Des mini-réacteurs aux réacteurs à fusion : les paris technologiques des GAFAM
Selon un rapport de l’Institut de Recherches Internationales et Stratégiques (IRIS), plusieurs entreprises comme Oracle, Meta et Microsoft ont investi des centaines de millions de dollars dans des projets de mini-réacteurs nucléaires modulaires (SMR). Ces installations, plus compactes et plus flexibles que les centrales traditionnelles, sont idéales pour une implantation proche des centres de données.
OpenAI, la société derrière ChatGPT, explore une voie encore plus ambitieuse : la fusion nucléaire. Elle a notamment pris des participations dans Helion Energy, une start-up californienne qui promet une énergie propre, illimitée, sans les déchets radioactifs générés par la fission.
Google mise aussi sur le nucléaire bas carbone
Michael Terrell, directeur de l’énergie et du climat chez Google, résume parfaitement la logique actuelle :
« L’énergie nucléaire est décarbonée, stable et économiquement viable.
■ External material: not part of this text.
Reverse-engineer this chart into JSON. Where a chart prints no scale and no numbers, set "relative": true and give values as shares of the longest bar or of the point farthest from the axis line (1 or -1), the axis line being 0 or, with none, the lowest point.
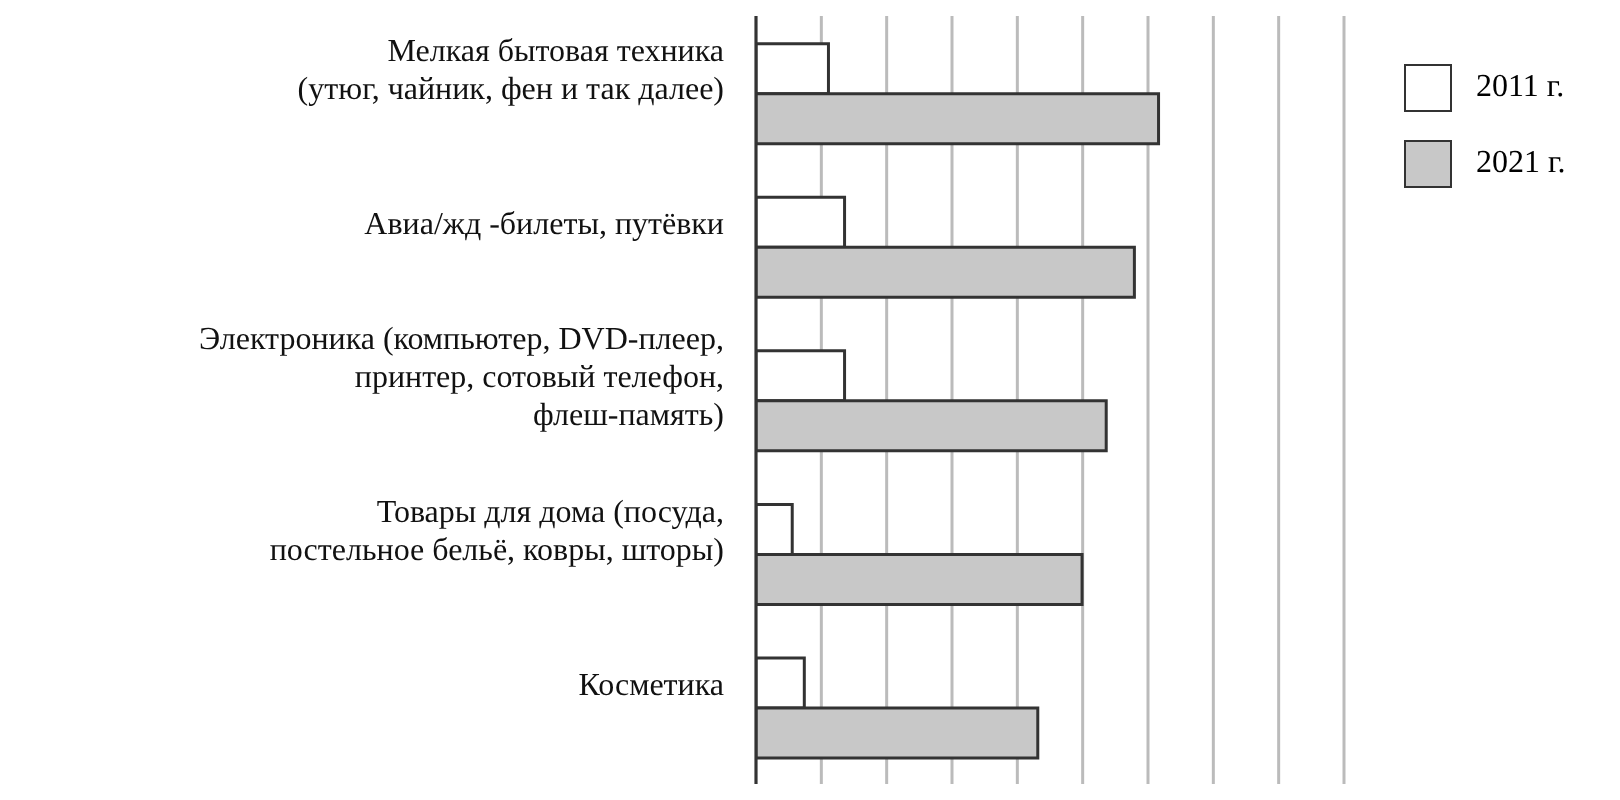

Elle peut fonctionner 24h/24 et s’impose comme une solution incontournable face aux défis énergétiques de l’IA. »
⚡ Le besoin énergétique explosif de l’intelligence artificielle
Avec l’essor des modèles d’intelligence artificielle de type GPT-4, Gemini ou LLaMA, la consommation énergétique des data centers atteint des sommets. Chaque prompt, chaque calcul, chaque image générée nécessite des puissances de calcul colossales. Selon des estimations récentes, les besoins énergétiques liés à l’IA pourraient doubler d’ici 2030.
Cette nouvelle réalité pousse les entreprises à chercher des sources d’énergie continues, propres et prévisibles. Le nucléaire, longtemps délaissé au profit des énergies renouvelables, revient donc sur le devant de la scène comme une solution stratégique.
🇫🇷 L’atout nucléaire français menacé de perdre son avance ?
Emmanuel Macron avait pourtant vu juste : le nucléaire est un avantage comparatif unique. Mais face à la réactivité américaine et à l’investissement privé massif des GAFAM, la France pourrait perdre sa longueur d’avance.
Le programme Choose France, lancé en 2018 pour attirer les investissements étrangers, visait notamment à mettre en avant cet atout énergétique. Toutefois, comme le souligne le rapport de l’IRIS, les géants américains ne se contentent plus d’être de simples consommateurs d’énergie : ils deviennent eux-mêmes producteurs.
En construisant ou relançant leurs propres réacteurs, ils s’émancipent des fournisseurs publics, contrôlent leurs coûts et s’adaptent plus vite à leurs besoins spécifiques.
🌍 Vers une mutation du marché mondial de l’énergie
Ce changement de paradigme transforme les rapports de force. Si les GAFAM deviennent acteurs de l’énergie, ils pourraient à terme peser dans la régulation, les prix et même la diplomatie énergétique. On voit donc émerger une nouvelle réalité : celle de la convergence entre tech et énergie.